A primeira reacção de Lorenz foi que o computador tinha uma avaria qualquer. Mas rapidamente percebeu o que tinha acontecido: tudo se devia ao facto de ele ter alterado as "condições iniciais" da simulação. O responsável pela enorme divergência dos resultados finais da primeira e da segunda simulação a partir de uma discrepância numérica mínima (inferior a 0,1 por cento) não se devia a um erro técnico. Era algo de inerente aos fenómenos meteorológicos.
Lorenz publicou, em 1963, um artigo no Journal of the Atmospheric Sciences que é hoje considerado um clássico.
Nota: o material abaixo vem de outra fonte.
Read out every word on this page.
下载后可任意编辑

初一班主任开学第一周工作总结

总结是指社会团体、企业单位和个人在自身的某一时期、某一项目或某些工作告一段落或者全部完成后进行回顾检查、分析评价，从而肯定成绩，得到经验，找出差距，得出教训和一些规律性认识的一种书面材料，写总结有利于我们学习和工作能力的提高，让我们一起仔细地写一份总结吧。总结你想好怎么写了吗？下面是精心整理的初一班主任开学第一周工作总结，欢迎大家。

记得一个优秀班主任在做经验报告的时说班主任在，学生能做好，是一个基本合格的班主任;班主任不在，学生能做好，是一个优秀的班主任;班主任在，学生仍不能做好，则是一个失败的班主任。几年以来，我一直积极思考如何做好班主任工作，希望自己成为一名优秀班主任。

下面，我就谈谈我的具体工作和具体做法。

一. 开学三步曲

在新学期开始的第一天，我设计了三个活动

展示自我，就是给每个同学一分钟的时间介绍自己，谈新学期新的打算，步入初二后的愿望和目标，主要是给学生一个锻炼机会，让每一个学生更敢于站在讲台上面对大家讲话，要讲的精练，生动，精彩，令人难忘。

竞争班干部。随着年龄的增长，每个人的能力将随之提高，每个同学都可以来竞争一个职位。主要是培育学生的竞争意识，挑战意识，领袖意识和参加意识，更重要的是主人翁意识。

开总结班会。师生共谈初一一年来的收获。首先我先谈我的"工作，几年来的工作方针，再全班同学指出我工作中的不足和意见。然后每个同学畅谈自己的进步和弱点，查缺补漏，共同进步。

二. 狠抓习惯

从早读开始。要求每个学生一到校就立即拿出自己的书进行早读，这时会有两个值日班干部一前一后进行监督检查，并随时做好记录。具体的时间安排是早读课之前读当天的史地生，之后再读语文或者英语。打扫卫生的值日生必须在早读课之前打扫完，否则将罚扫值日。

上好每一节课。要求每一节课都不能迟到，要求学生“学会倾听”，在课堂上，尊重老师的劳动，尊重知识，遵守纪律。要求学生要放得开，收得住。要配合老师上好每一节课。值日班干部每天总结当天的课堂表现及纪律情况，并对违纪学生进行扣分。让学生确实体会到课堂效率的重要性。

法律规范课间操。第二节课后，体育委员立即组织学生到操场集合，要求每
Nele, concluía que "a previsão [meteorológica] a longo prazo é impossível seja qual for o método, a menos que as condições actuais sejam exactamente conhecidas", acrescentando que, "visto que as observações meteorológicas são inevitavelmente imprecisas e incompletas, a previsão precisa a muito longo prazo não existe".
Nesse mesmo ano, Lorenz deu uma conferência na Academia das Ciências de Nova Iorque sobre a sua descoberta. E não falou de borboletas mas de... gaivotas. Disse o seguinte: "um meteorologista fez notar que se a teoria estiver correcta, o bater das asas de uma gaivota poderia mudar o curso da meteorologia para sempre."
O seu trabalho seria porém ignorado durante ainda uma década. E pode-se dizer que Lorenz quase deve a consagração do seu trabalho... a uma borboleta.
Foi em Dezembro de 1972, quando do congresso anual da Associação Americana para o Avanço da Ciência (a AAAS, que publica a Science), em Washington, DC. "Antes da conferência de Washington", explica o próprio Lorenz no seu livro The Essence of Chaos, de 1993, "eu tinha por vezes usado as gaivotas como símbolo da sensibilidade [às condições iniciais]. A passagem para a borboleta deveu-se na verdade ao moderador da sessão, o meteorologista Philip Merilees, que não conseguiu entrar em contacto comigo quando precisou de apresentar os títulos das conferências". Como a palestra de Lorenz não tinha título, Merilees decidiu escolher Pode o bater das asas de uma borboleta no Brasil desencadear um tornado no Texas?. A borboleta fez o que a gaivota não tinha conseguido. O resto é história.